Booster les trafics, au demeurant assez faibles en Espagne (photo Sandra Vallaure via license flickr)

Comme nous l’écrivions précédemment, Adif a réparti la capacité en trois blocs ou packages. Le premier, le plus important, est destiné aux opérateurs de grande capacité, équivalent au service actuellement proposé par Renfe. Si vous prenez comme référence le corridor entre Madrid et Barcelone (le plus achalandé), dans ce package (type A), l’opérateur pourrait circuler avec trois trains par heure et par direction. Dans le deuxième paquet (type B), la fréquence passe à un train par direction et par heure. Le troisième paquet (type C) est destiné aux entreprises spécialisées dans les corridors ou à faible coût, avec un train par direction toutes les trois heures. La SNCF avait d’emblée critiqué cette ouverture, car elle favorisait trop la Renfe. Un comble quand on sait comment sont accueillies les réformes du rail et la concurrence dans l’hexagone…

>>> Voir plus en détail : La grande vitesse espagnole officiellement libéralisée

Il y a tout lieu de comprendre pourquoi l’Espagne, deuxième réseau à grande vitesse au monde, veut mieux utiliser ses 3.200 kilomètres de LGV. 20,51% des résidents du territoire espagnol ont facilement accès à haute vitesse. Le rapport de la CNMC indique ainsi que 76% de la capacité du réseau est pour ainsi dire inactive. Ce n’est pas partout uniforme mais c’est sans équivoque : Madrid-Barcelone a une occupation de 41% de sa capacité tandis que Albacete-Alicante n’en a que… 9% ! La Renfe a aussi déclaré 33,6 millions de voyageurs des services non-conventionnés, dont 21,3 millions dans les AVE, tandis que les obligations de service public totalisaient 560 millions d’utilisateurs (89,4% dans les trains de banlieue).
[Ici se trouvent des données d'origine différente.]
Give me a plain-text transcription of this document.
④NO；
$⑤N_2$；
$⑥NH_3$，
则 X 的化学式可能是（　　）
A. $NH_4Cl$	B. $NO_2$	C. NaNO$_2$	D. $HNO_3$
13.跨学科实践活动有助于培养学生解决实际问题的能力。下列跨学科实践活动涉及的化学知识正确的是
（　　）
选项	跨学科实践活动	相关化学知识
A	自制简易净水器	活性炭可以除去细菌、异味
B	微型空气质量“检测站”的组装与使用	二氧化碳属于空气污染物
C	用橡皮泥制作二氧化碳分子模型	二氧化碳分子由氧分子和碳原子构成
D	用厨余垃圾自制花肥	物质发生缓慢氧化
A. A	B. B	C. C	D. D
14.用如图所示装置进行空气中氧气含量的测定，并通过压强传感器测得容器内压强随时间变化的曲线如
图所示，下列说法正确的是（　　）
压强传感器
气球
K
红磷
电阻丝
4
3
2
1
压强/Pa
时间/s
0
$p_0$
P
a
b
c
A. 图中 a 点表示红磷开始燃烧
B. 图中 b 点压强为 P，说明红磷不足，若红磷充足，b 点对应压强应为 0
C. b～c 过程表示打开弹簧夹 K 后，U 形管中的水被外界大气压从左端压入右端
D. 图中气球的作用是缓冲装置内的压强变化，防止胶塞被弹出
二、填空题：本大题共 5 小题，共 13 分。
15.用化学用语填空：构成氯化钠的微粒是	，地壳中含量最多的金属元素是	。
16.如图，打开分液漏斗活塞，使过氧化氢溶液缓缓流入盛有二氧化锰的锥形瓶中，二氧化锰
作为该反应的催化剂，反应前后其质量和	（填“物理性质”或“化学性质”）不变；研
Cela donne un aperçu des potentialités importantes qui existent.

La libéralisation du transport ferroviaire de voyageurs en Espagne, avec un ou plusieurs opérateurs dès décembre 2020, a naturellement attiré l’intérêt des entreprises historiques européennes. La première à dévoiler son intention de mettre en place un service à bas coût sur le réseau espagnol fut ainsi la SNCF, qui négocierait encore avec Ilsa. Le problème d’un accord avec Acciona et Air Nostrum réside dans la structure du capital du futur Ilsa, l’entreprise française souhaitant obtenir la majorité de l’entreprise commune à laquelle elle contribuerait avec ses trains 2N2 Euroduplex, déjà testés sur les lignes à grande vitesse de différents pays (quoique pas en Belgique…). Les gestionnaires d’Ilsa, et principalement le groupe Acciona présidé par José Manuel Entrecanales, n’entendent cependant pas perdre le gouvernail du projet et ont rejeté, au départ, les exigences du groupe français, suggérant en même temps l’option d’un plan B préparé par l’opérateur public italien Trenitalia. Réalité, musculation d’usage ? On verra.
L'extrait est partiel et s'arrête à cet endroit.